When Bushnell learned that the candle used to illuminate instruments inside the "turtle" consumed the oxygen in its air supply, he turned to Benjamin Franklin for help. The solution: the phosphorescent weed, foxfire. Heavy tides thwarted the first sabotage operation. A copper-clad hull which could not be penetrated by the submarine's auger foiled the second. (The "turtle" did blow up a nearby schooner, however.) The secret weapon would almost certainly have achieved success against a warship if it had not gone to the bottom of the Hudson River when the mother ship to which it was moored was sunk by the British in October of 1776.

An early device developed for concealing intelligence reports when traveling by water was a simple, weighted bottle that could be dropped overboard if there was a threat of capture. This was replaced by a wafer-thin leaden container in which a message was sealed. Not only would it sink in water, but it would melt and destroy its contents if thrown into a fire, and could be used by agents on land or water. It had one drawback-lead poisoning if it was swallowed! It was replaced by a silver, bullet-shaped container that could be unscrewed to hold a message and which would not poison a courier who might be forced to swallow it.

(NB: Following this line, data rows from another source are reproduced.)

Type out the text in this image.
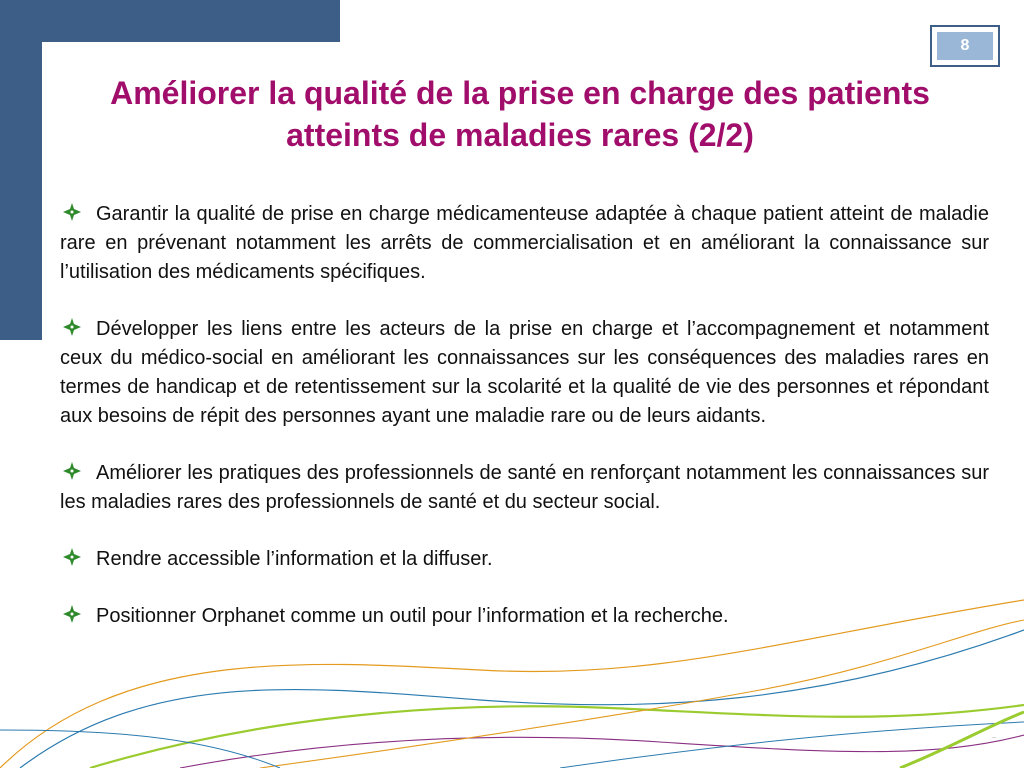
8
Améliorer la qualité de la prise en charge des patients atteints de maladies rares (2/2)

Garantir la qualité de prise en charge médicamenteuse adaptée à chaque patient atteint de maladie rare en prévenant notamment les arrêts de commercialisation et en améliorant la connaissance sur l’utilisation des médicaments spécifiques.

Développer les liens entre les acteurs de la prise en charge et l’accompagnement et notamment ceux du médico-social en améliorant les connaissances sur les conséquences des maladies rares en termes de handicap et de retentissement sur la scolarité et la qualité de vie des personnes et répondant aux besoins de répit des personnes ayant une maladie rare ou de leurs aidants.

Améliorer les pratiques des professionnels de santé en renforçant notamment les connaissances sur les maladies rares des professionnels de santé et du secteur social.

Rendre accessible l’information et la diffuser.

Positionner Orphanet comme un outil pour l’information et la recherche.

..
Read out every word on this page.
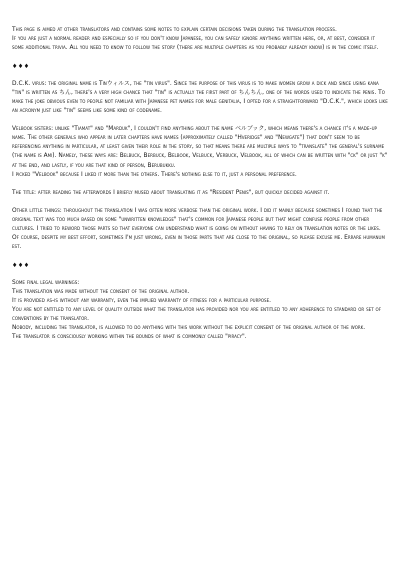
This page is aimed at other translators and contains some notes to explain certain decisions taken during the translation process.

If you are just a normal reader and especially so if you don't know Japanese, you can safely ignore anything written here, or, at best, consider it some additional trivia. All you need to know to follow the story (there are multiple chapters as you probably already know) is in the comic itself.

♦♦♦

D.C.K. virus: the original name is Tinウィルス, the "tin virus". Since the purpose of this virus is to make women grow a dick and since using kana "tin" is written as ちん, there's a very high chance that "tin" is actually the first part of ちんちん, one of the words used to indicate the penis. To make the joke obvious even to people not familiar with Japanese pet names for male genitalia, I opted for a straightforward "D.C.K.", which looks like an acronym just like "tin" seems like some kind of codename.

Velbook sisters: unlike "Tiamat" and "Marduk", I couldn't find anything about the name ベルブック, which means there's a chance it's a made-up name. The other generals who appear in later chapters have names (approximately called "Hveridge" and "Newgate") that don't seem to be referencing anything in particular, at least given their role in the story, so that means there are multiple ways to "translate" the general's surname (the name is Ami). Namely, these ways are: Belbuck, Berbuck, Belbook, Velbuck, Verbuck, Velbook, all of which can be written with "ck" or just "k" at the end, and lastly, if you are that kind of person, Berubukku.

I picked "Velbook" because I liked it more than the others. There's nothing else to it, just a personal preference.

The title: after reading the afterwords I briefly mused about translating it as "Resident Penis", but quickly decided against it.

Other little things: throughout the translation I was often more verbose than the original work. I did it mainly because sometimes I found that the original text was too much based on some "unwritten knowledge" that's common for Japanese people but that might confuse people from other cultures. I tried to reword those parts so that everyone can understand what is going on without having to rely on translation notes or the likes.

Of course, despite my best effort, sometimes I'm just wrong, even in those parts that are close to the original, so please excuse me. Errare humanum est.

♦♦♦

Some final legal warnings:

This translation was made without the consent of the original author.

It is provided as-is without any warranty, even the implied warranty of fitness for a particular purpose.

You are not entitled to any level of quality outside what the translator has provided nor you are entitled to any adherence to standard or set of conventions by the translator.

Nobody, including the translator, is allowed to do anything with this work without the explicit consent of the original author of the work.

The translator is consciously working within the bounds of what is commonly called "piracy".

Drawing: The Silver Bullet

Drawing: David Bushell's "Turtle"

 

Intelligence Analysis and Estimates

On May 29, 1776, the Continental Congress received the first of many intelligence estimates prepared in response to questions it posed to military commanders. The report estimated the size of the enemy force to be encountered in an attack on New York, the number of Continental troops needed to meet it, and the kind of force needed to defend the other New England colonies.

An example of George Washington's interest in intelligence analysis and estimates can be found in instructions he wrote to General Putnam in August of 1777:

"Deserters and people of that class always speak of number. . . indeed, scarce any person can form a judgement unless he sees the troops paraded and can count the divisions. But, if you can by any means obtain a list of the regiments left upon the island, we can compute the number of men within a few hundreds, over or under." On another occasion, in thanking James Lovell for a piece of intelligence, Washington wrote: "it is by comparing a variety of information, we are frequently enabled to investigate facts, which were so intricate or hidden, that no single clue could have led to the knowledge of them. . . intelligence becomes interesting which but from its connection and collateral circumstances, would not be important."

Washington's intelligence chief for a short period in 1778, Colonel David Henley, received these instructions when he wrote to Washington for guidance: "Besides communicating your information as it arises. . . you might make out a table or something in the way of columns, under which you might range, their magazines of forage, grain and the like, the different corps and regiments, the Works, where thrown up, their connexion, kind and extent, the officers commanding, with the numbers of guns &ca. &ca. This table should comprehend in one view all that can be learned from deserters, spies and persons who may come out from the enemy's boundaries." (It was common practice to interrogate travelers from such British strongholds as New York, Boston and Philadelphia.)